Nicola Sturgeon has said she feels as if she is serving a sentence for a crime she did not commit, as she denied ever “consciously” seeing the motor home bought by her estranged husband with money embezzled from the Scottish National Party.
In her first media interview since Peter Murrell pleaded guilty to embezzling more than £400,000 from the SNP, the former first minister said the luxury camper was parked “round the side” of her mother-in-law’s house and had been recorded in the party’s accounts as “motor vehicles”, so its purchase had not rung alarm bells.
Sturgeon, 55, has consistently denied knowledge of Murrell’s crimes, which spanned more than a decade between 2010 and 2022, and was not charged after a police investigation. However, she has faced a sceptical Scottish public after it emerged Murrell spent the money on items including a motor home, a Jaguar SUV, a VW Golf, boutique cosmetics, iPads and a pair of Lalique Feuilles salt and pepper grinders worth £2,618.
Speaking to BBC One’s Sunday with Laura Kuenssberg, Sturgeon said she had visited her mother-in-law’s home “less than a handful of times” over the two-year period the motor home was parked on the driveway, and denied she had walked past it. She added that in the SNP’s accounts, which she examined as a member of the party’s ruling national executive committee, the motor home was recorded as “motor vehicles”, which did not appear out of place because the party routinely had branded buses on the road.
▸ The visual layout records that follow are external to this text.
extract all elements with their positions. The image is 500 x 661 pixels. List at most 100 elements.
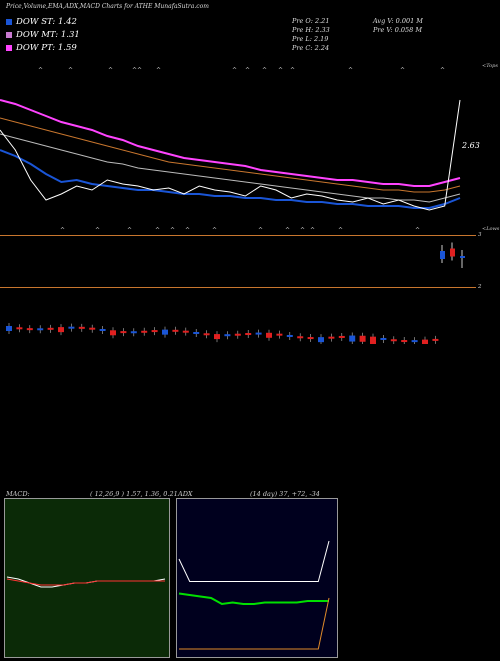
candle-body-30 xyxy=(318,337,324,343)
legend-label-st: DOW ST: 1.42 xyxy=(16,17,77,27)
top-markers: ^ ^ ^ ^ ^ ^ ^ ^ ^ ^ ^ ^ ^ ^ xyxy=(38,67,445,74)
candle-body-14 xyxy=(151,330,158,333)
candle-body-21 xyxy=(224,334,231,337)
candle-body-6 xyxy=(68,326,75,329)
low-marker-8: ^ xyxy=(285,227,290,234)
swatch-pt xyxy=(6,44,12,51)
stat-close: Pre C: 2.24 xyxy=(292,44,330,52)
candle-body-12 xyxy=(130,331,137,334)
candle-body-25 xyxy=(266,332,272,338)
low-marker-1: ^ xyxy=(95,227,100,234)
candle-body-4 xyxy=(47,327,54,330)
candle-body-16 xyxy=(172,329,179,332)
swatch-mt xyxy=(6,31,12,38)
stat-avg-volume: Avg V: 0.001 M xyxy=(373,17,423,25)
volume-bar-1 xyxy=(450,248,455,257)
top-marker-2: ^ xyxy=(108,67,113,74)
candle-body-10 xyxy=(110,330,116,336)
candle-body-22 xyxy=(234,333,241,336)
candle-strip xyxy=(6,323,439,344)
candle-body-18 xyxy=(193,331,200,334)
candle-body-17 xyxy=(182,330,189,333)
candle-body-40 xyxy=(422,339,428,344)
macd-chart xyxy=(6,576,166,588)
candle-body-13 xyxy=(141,330,148,333)
candle-body-5 xyxy=(58,327,64,333)
volume-chart xyxy=(440,242,465,268)
top-marker-3: ^ xyxy=(132,67,137,74)
macd-line-0 xyxy=(6,576,166,588)
candle-body-39 xyxy=(411,340,418,343)
low-marker-5: ^ xyxy=(185,227,190,234)
legend-dow-st: DOW ST: 1.42 xyxy=(6,17,77,27)
adx-chart xyxy=(178,540,330,650)
legend-label-mt: DOW MT: 1.31 xyxy=(16,30,80,40)
top-marker-6: ^ xyxy=(232,67,237,74)
vol-upper-label: 3 xyxy=(478,232,482,238)
candle-body-32 xyxy=(338,335,345,338)
candle-body-15 xyxy=(162,329,168,335)
top-marker-4: ^ xyxy=(137,67,142,74)
candle-body-33 xyxy=(349,335,356,342)
price-series-line-2 xyxy=(0,133,461,203)
top-marker-8: ^ xyxy=(262,67,267,74)
candle-body-1 xyxy=(16,327,23,330)
low-markers: ^ ^ ^ ^ ^ ^ ^ ^ ^ ^ ^ ^ ^ xyxy=(60,227,420,234)
candle-body-9 xyxy=(99,328,106,331)
candle-body-36 xyxy=(380,337,387,340)
low-marker-3: ^ xyxy=(155,227,160,234)
low-marker-9: ^ xyxy=(300,227,305,234)
chart-header-title: Price,Volume,EMA,ADX,MACD Charts for ATH… xyxy=(6,3,209,10)
separator-line-1 xyxy=(0,235,476,236)
candle-body-0 xyxy=(6,326,12,331)
candle-body-23 xyxy=(245,333,252,336)
stat-pre-volume: Pre V: 0.058 M xyxy=(373,26,423,34)
macd-panel xyxy=(4,498,170,658)
top-marker-11: ^ xyxy=(348,67,353,74)
adx-line-0 xyxy=(178,592,329,606)
low-marker-0: ^ xyxy=(60,227,65,234)
candle-body-19 xyxy=(203,333,210,336)
top-marker-9: ^ xyxy=(278,67,283,74)
candle-body-7 xyxy=(78,326,85,329)
price-chart: <Tops <Lows ^ ^ ^ ^ ^ ^ ^ ^ ^ ^ ^ ^ ^ ^ ^ ^ ^ ^ ^ ^ ^ ^ ^ ^ ^ ^ ^… xyxy=(0,63,500,234)
lows-label: <Lows xyxy=(482,226,500,232)
macd-title: MACD: xyxy=(6,490,30,498)
top-marker-10: ^ xyxy=(290,67,295,74)
adx-params: (14 day) 37, +72, -34 xyxy=(250,490,320,498)
top-marker-12: ^ xyxy=(400,67,405,74)
candle-body-11 xyxy=(120,331,127,334)
candle-body-37 xyxy=(390,339,397,342)
tops-label: <Tops xyxy=(482,63,498,69)
candle-body-3 xyxy=(37,328,44,331)
low-marker-7: ^ xyxy=(258,227,263,234)
candle-body-26 xyxy=(276,333,283,336)
adx-line-2 xyxy=(179,597,330,650)
candle-body-8 xyxy=(89,327,96,330)
candle-body-28 xyxy=(297,336,304,339)
price-series-line-3 xyxy=(0,149,461,209)
candle-body-2 xyxy=(26,328,33,331)
legend-dow-pt: DOW PT: 1.59 xyxy=(6,43,77,53)
swatch-st xyxy=(6,18,12,25)
low-marker-10: ^ xyxy=(310,227,315,234)
low-marker-12: ^ xyxy=(415,227,420,234)
top-marker-7: ^ xyxy=(245,67,250,74)
macd-line-1 xyxy=(6,578,165,586)
volume-bar-2 xyxy=(460,256,465,258)
low-marker-2: ^ xyxy=(127,227,132,234)
candle-body-27 xyxy=(286,334,293,337)
top-marker-13: ^ xyxy=(440,67,445,74)
stat-low: Pre L: 2.19 xyxy=(292,35,329,43)
adx-panel xyxy=(176,498,338,658)
candle-body-20 xyxy=(214,334,220,340)
price-series-line-4 xyxy=(0,99,461,211)
price-series-line-0 xyxy=(0,99,461,187)
adx-title: ADX xyxy=(178,490,193,498)
vol-lower-label: 2 xyxy=(478,284,482,290)
candle-body-24 xyxy=(255,332,262,335)
price-series-line-1 xyxy=(0,117,461,193)
candle-body-29 xyxy=(307,337,314,340)
legend-label-pt: DOW PT: 1.59 xyxy=(16,43,77,53)
low-marker-4: ^ xyxy=(170,227,175,234)
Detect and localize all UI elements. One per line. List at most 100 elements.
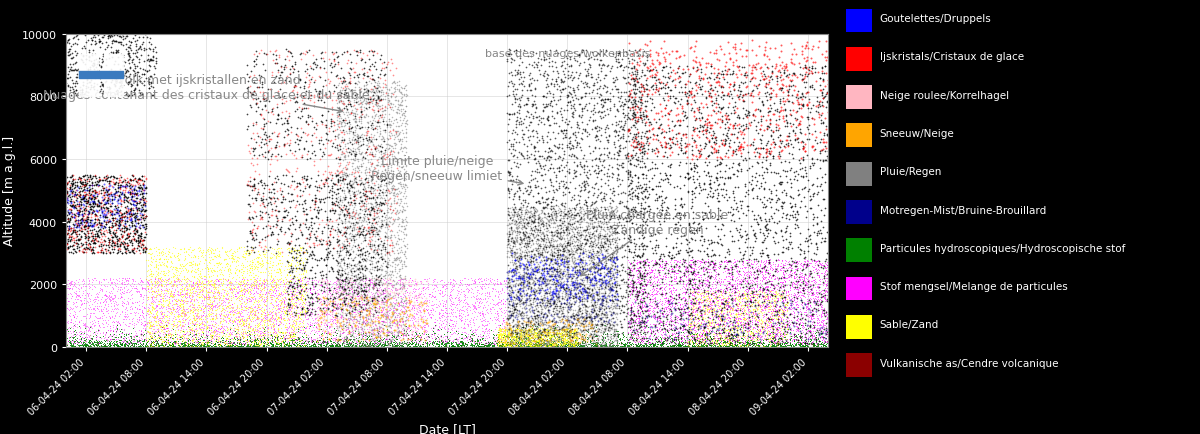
Point (373, 186, 392, 193)
Point (192, 280, 211, 287)
Point (524, 288, 544, 295)
Point (120, 237, 139, 243)
Point (332, 323, 352, 330)
Point (352, 293, 371, 300)
Point (637, 128, 656, 135)
Point (720, 315, 739, 322)
Point (606, 302, 625, 309)
Point (209, 252, 228, 259)
Point (374, 296, 394, 302)
Point (372, 317, 391, 324)
Point (550, 93, 569, 100)
Point (268, 302, 287, 309)
Point (409, 343, 428, 350)
Point (798, 114, 817, 121)
Point (185, 319, 204, 326)
Point (698, 298, 718, 305)
Point (551, 226, 570, 233)
Point (221, 314, 240, 321)
Point (515, 339, 534, 346)
Point (481, 276, 500, 283)
Point (456, 343, 475, 350)
Point (577, 213, 596, 220)
Point (510, 343, 529, 350)
Point (156, 322, 175, 329)
Point (773, 308, 792, 315)
Point (524, 265, 544, 272)
Point (325, 304, 344, 311)
Point (368, 195, 388, 202)
Point (761, 265, 780, 272)
Point (414, 330, 433, 337)
Point (694, 328, 713, 335)
Point (638, 279, 658, 286)
Point (516, 270, 535, 277)
Point (728, 168, 748, 175)
Point (595, 293, 614, 300)
Point (602, 323, 622, 330)
Point (499, 267, 518, 274)
Point (218, 343, 238, 350)
Point (497, 333, 516, 340)
Point (661, 323, 680, 330)
Point (679, 308, 698, 315)
Point (70, 293, 89, 300)
Point (628, 253, 647, 260)
Point (550, 273, 569, 280)
Point (568, 163, 587, 170)
Point (640, 127, 659, 134)
Point (708, 177, 727, 184)
Point (461, 294, 480, 301)
Point (716, 332, 736, 339)
Point (119, 208, 138, 215)
Point (245, 343, 264, 350)
Point (334, 283, 353, 290)
Point (740, 332, 760, 339)
Point (443, 286, 462, 293)
Point (662, 327, 682, 334)
Point (620, 270, 640, 277)
Point (719, 315, 738, 322)
Point (534, 241, 553, 248)
Point (540, 256, 559, 263)
Point (754, 296, 773, 303)
Point (565, 327, 584, 334)
Point (534, 326, 553, 332)
Point (638, 178, 658, 185)
Point (65, 322, 84, 329)
Point (803, 289, 822, 296)
Point (464, 322, 484, 329)
Point (257, 312, 276, 319)
Point (178, 309, 197, 316)
Point (689, 282, 708, 289)
Point (209, 286, 228, 293)
Point (784, 269, 803, 276)
Point (452, 344, 472, 351)
Point (433, 303, 452, 310)
Point (688, 340, 707, 347)
Point (340, 279, 359, 286)
Point (580, 208, 599, 215)
Point (480, 299, 499, 306)
Point (168, 335, 187, 342)
Point (755, 299, 774, 306)
Point (575, 324, 594, 331)
Point (292, 307, 311, 314)
Point (373, 336, 392, 343)
Point (98, 86, 118, 93)
Point (122, 220, 142, 227)
Point (340, 97, 359, 104)
Point (816, 329, 835, 336)
Point (311, 198, 330, 205)
Point (684, 299, 703, 306)
Point (650, 91, 670, 98)
Point (518, 267, 538, 274)
Point (521, 284, 540, 291)
Point (545, 271, 564, 278)
Point (264, 194, 283, 201)
Point (271, 153, 290, 160)
Point (550, 326, 569, 333)
Point (631, 312, 650, 319)
Point (593, 263, 612, 270)
Point (175, 306, 194, 313)
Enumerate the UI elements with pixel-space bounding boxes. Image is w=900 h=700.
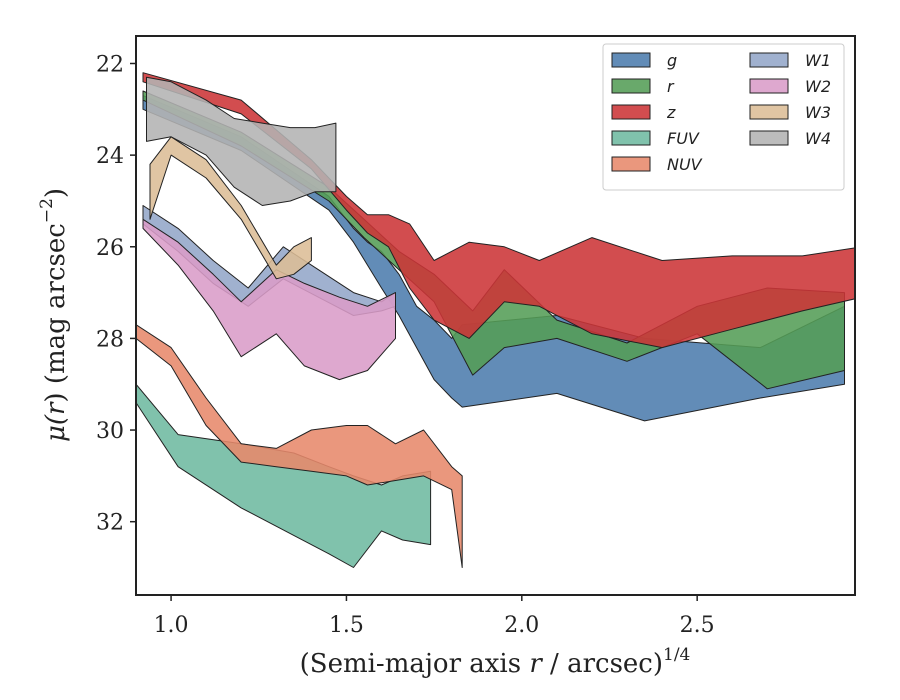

Sturgeon said she was not going to apologise for someone else’s crimes, adding: “For my own sake, but for the sake of people out there, a lot of women who end up finding themselves blamed for the actions of the men in their lives, I’m not going to contribute to that kind of sense that I am responsible for somebody else’s crimes.” She acknowledged an error of judgment in keeping Murrell on as SNP chief executive when she became party leader in 2014, but insisted that does not make her responsible for his crimes.